En todas las áreas de la vida social la esencia del Chile de hoy es la desigualdad inmoral, antiética y por consecuencia inaceptable. La Concertación y la Coalición por el Cambio han demostrado en más de 20 años su incapacidad para poner fin al marasmo que caracteriza al Chile actual. La dicotomía fundamental hoy por hoy está entre continuar el gatopardismo -remozamiento a un modelo ya obsoleto- o intentar un nuevo pacto social, cuya expresión concreta sea la implementación de una Asamblea Constituyente que dé paso a una nueva Carta Magna, surgida por primera vez en nuestra historia no de guerras civiles o de la voluntad de personajes autoritarios – Portales, Alessandri, Pinochet- sino de la sociedad civil organizada que, por mucho que quiera ignorarla el neoliberalismo, sigue viva y rebelde.

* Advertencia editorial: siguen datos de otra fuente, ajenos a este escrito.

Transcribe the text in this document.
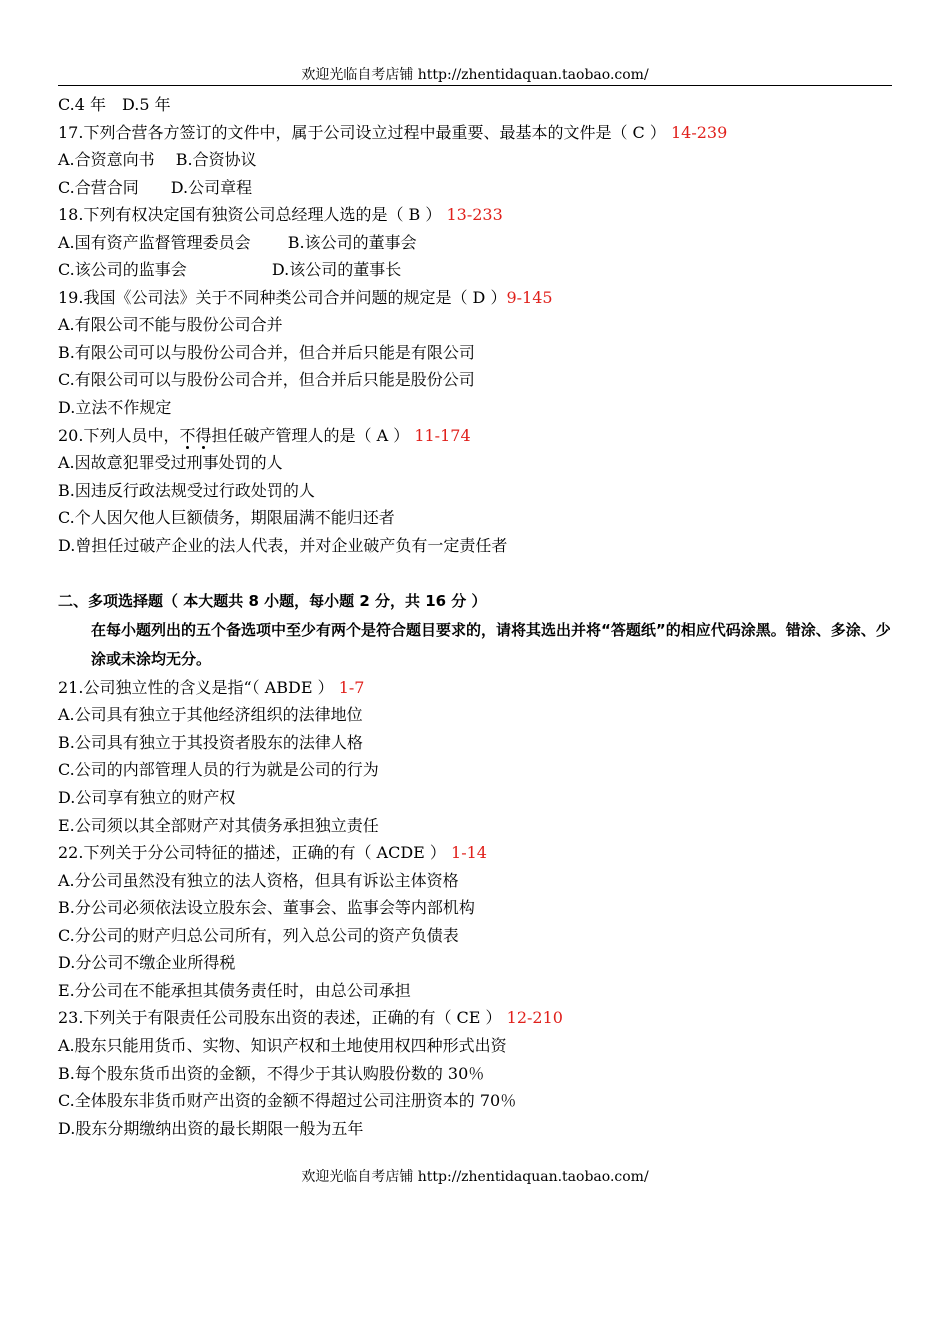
欢迎光临自考店铺 http://zhentidaquan.taobao.com/
C.4 年　D.5 年
17.下列合营各方签订的文件中，属于公司设立过程中最重要、最基本的文件是（ C ） 14-239
A.合资意向书　 B.合资协议
C.合营合同　　D.公司章程
18.下列有权决定国有独资公司总经理人选的是（ B ） 13-233
A.国有资产监督管理委员会　　 B.该公司的董事会
C.该公司的监事会　　　　　 D.该公司的董事长
19.我国《公司法》关于不同种类公司合并问题的规定是（ D ）9-145
A.有限公司不能与股份公司合并
B.有限公司可以与股份公司合并，但合并后只能是有限公司
C.有限公司可以与股份公司合并，但合并后只能是股份公司
D.立法不作规定
20.下列人员中，不得担任破产管理人的是（ A ） 11-174
A.因故意犯罪受过刑事处罚的人
B.因违反行政法规受过行政处罚的人
C.个人因欠他人巨额债务，期限届满不能归还者
D.曾担任过破产企业的法人代表，并对企业破产负有一定责任者
二、多项选择题（ 本大题共 8 小题，每小题 2 分，共 16 分 ）
在每小题列出的五个备选项中至少有两个是符合题目要求的，请将其选出并将“答题纸”的相应代码涂黑。错涂、多涂、少涂或未涂均无分。
21.公司独立性的含义是指“（ ABDE ） 1-7
A.公司具有独立于其他经济组织的法律地位
B.公司具有独立于其投资者股东的法律人格
C.公司的内部管理人员的行为就是公司的行为
D.公司享有独立的财产权
E.公司须以其全部财产对其债务承担独立责任
22.下列关于分公司特征的描述，正确的有（ ACDE ） 1-14
A.分公司虽然没有独立的法人资格，但具有诉讼主体资格
B.分公司必须依法设立股东会、董事会、监事会等内部机构
C.分公司的财产归总公司所有，列入总公司的资产负债表
D.分公司不缴企业所得税
E.分公司在不能承担其债务责任时，由总公司承担
23.下列关于有限责任公司股东出资的表述，正确的有（ CE ） 12-210
A.股东只能用货币、实物、知识产权和土地使用权四种形式出资
B.每个股东货币出资的金额，不得少于其认购股份数的 30％
C.全体股东非货币财产出资的金额不得超过公司注册资本的 70％
D.股东分期缴纳出资的最长期限一般为五年
欢迎光临自考店铺 http://zhentidaquan.taobao.com/
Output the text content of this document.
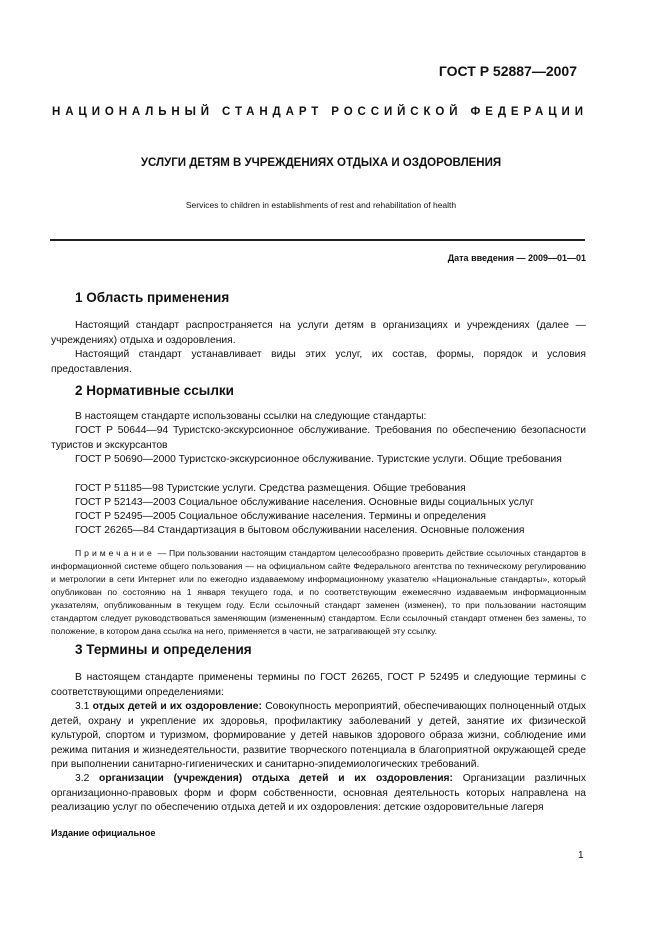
ГОСТ Р 52887—2007
НАЦИОНАЛЬНЫЙ СТАНДАРТ РОССИЙСКОЙ ФЕДЕРАЦИИ
УСЛУГИ ДЕТЯМ В УЧРЕЖДЕНИЯХ ОТДЫХА И ОЗДОРОВЛЕНИЯ
Services to children in establishments of rest and rehabilitation of health
Дата введения — 2009—01—01
1 Область применения

Настоящий стандарт распространяется на услуги детям в организациях и учреждениях (далее — учреждениях) отдыха и оздоровления.

Настоящий стандарт устанавливает виды этих услуг, их состав, формы, порядок и условия предоставления.

2 Нормативные ссылки

В настоящем стандарте использованы ссылки на следующие стандарты:

ГОСТ Р 50644—94 Туристско-экскурсионное обслуживание. Требования по обеспечению безопасности туристов и экскурсантов

ГОСТ Р 50690—2000 Туристско-экскурсионное обслуживание. Туристские услуги. Общие требования

ГОСТ Р 51185—98 Туристские услуги. Средства размещения. Общие требования

ГОСТ Р 52143—2003 Социальное обслуживание населения. Основные виды социальных услуг

ГОСТ Р 52495—2005 Социальное обслуживание населения. Термины и определения

ГОСТ 26265—84 Стандартизация в бытовом обслуживании населения. Основные положения

Примечание — При пользовании настоящим стандартом целесообразно проверить действие ссылочных стандартов в информационной системе общего пользования — на официальном сайте Федерального агентства по техническому регулированию и метрологии в сети Интернет или по ежегодно издаваемому информационному указателю «Национальные стандарты», который опубликован по состоянию на 1 января текущего года, и по соответствующим ежемесячно издаваемым информационным указателям, опубликованным в текущем году. Если ссылочный стандарт заменен (изменен), то при пользовании настоящим стандартом следует руководствоваться заменяющим (измененным) стандартом. Если ссылочный стандарт отменен без замены, то положение, в котором дана ссылка на него, применяется в части, не затрагивающей эту ссылку.

3 Термины и определения

В настоящем стандарте применены термины по ГОСТ 26265, ГОСТ Р 52495 и следующие термины с соответствующими определениями:

3.1 отдых детей и их оздоровление: Совокупность мероприятий, обеспечивающих полноценный отдых детей, охрану и укрепление их здоровья, профилактику заболеваний у детей, занятие их физической культурой, спортом и туризмом, формирование у детей навыков здорового образа жизни, соблюдение ими режима питания и жизнедеятельности, развитие творческого потенциала в благоприятной окружающей среде при выполнении санитарно-гигиенических и санитарно-эпидемиологических требований.

3.2 организации (учреждения) отдыха детей и их оздоровления: Организации различных организационно-правовых форм и форм собственности, основная деятельность которых направлена на реализацию услуг по обеспечению отдыха детей и их оздоровления: детские оздоровительные лагеря

Издание официальное
1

La democracia representativa y parlamentaria está dando demostraciones de agotamiento en todo el mundo y lo mismo ocurre con lo que se puede llamar democracia electoral. En formas clásicas de liberación (propias del siglo XX) hay muy pocas posibilidades de salida a las crisis de representación, que no es otra cosa que el desprecio de los detentores de la soberanía -de los ciudadanos- respecto de quienes los representan, que debieran ser sus auténticos empleados y servidores. No hay ninguna institución que escape al rechazo ciudadano: los partidos políticos, el Parlamento, el Ejecutivo, los tribunales de justicia, la Iglesia -sólo se salvarían los bomberos, por su carácter altruista.
No se trata de parchar un sistema político y social obsolescente, no basta con realizar reformas a medias, darle una mano de gato al duopolio, sino que es necesario cambiar las reglas de la sociedad. Esto implica: instaurar un régimen político semi-presidencial, un sistema electoral competitivo, un Chile incipientemente federal, una educación pública cuyo eje sea la igualdad de oportunidades y no la sirvienta del mercado, una salud pública donde el paciente no sea discriminado por su carencia de dinero u otra condición. En síntesis, hay que poner fin a una concepción del hombre y la sociedad en que la libertad de comprar y vender sea el alfa y el omega, lo cual significa que el único sentido de la existencia sea el mercado, reemplazándola por una sociedad cuyo centro sea además la igualdad y las libertades ciudadanas, que por esencia son muy diferentes a la concepción del anarquismo neoliberal, que reniega de la sociedad y se centra sólo en el individuo, concebido como consumidor.
Estas dos visiones debieran constituirse en el tema central del debate político, a diferencia de la mezquindad del reparto de puestos públicos de que hacen gala los partidos del duopolio, ignorando que están preparando su propio cadalso.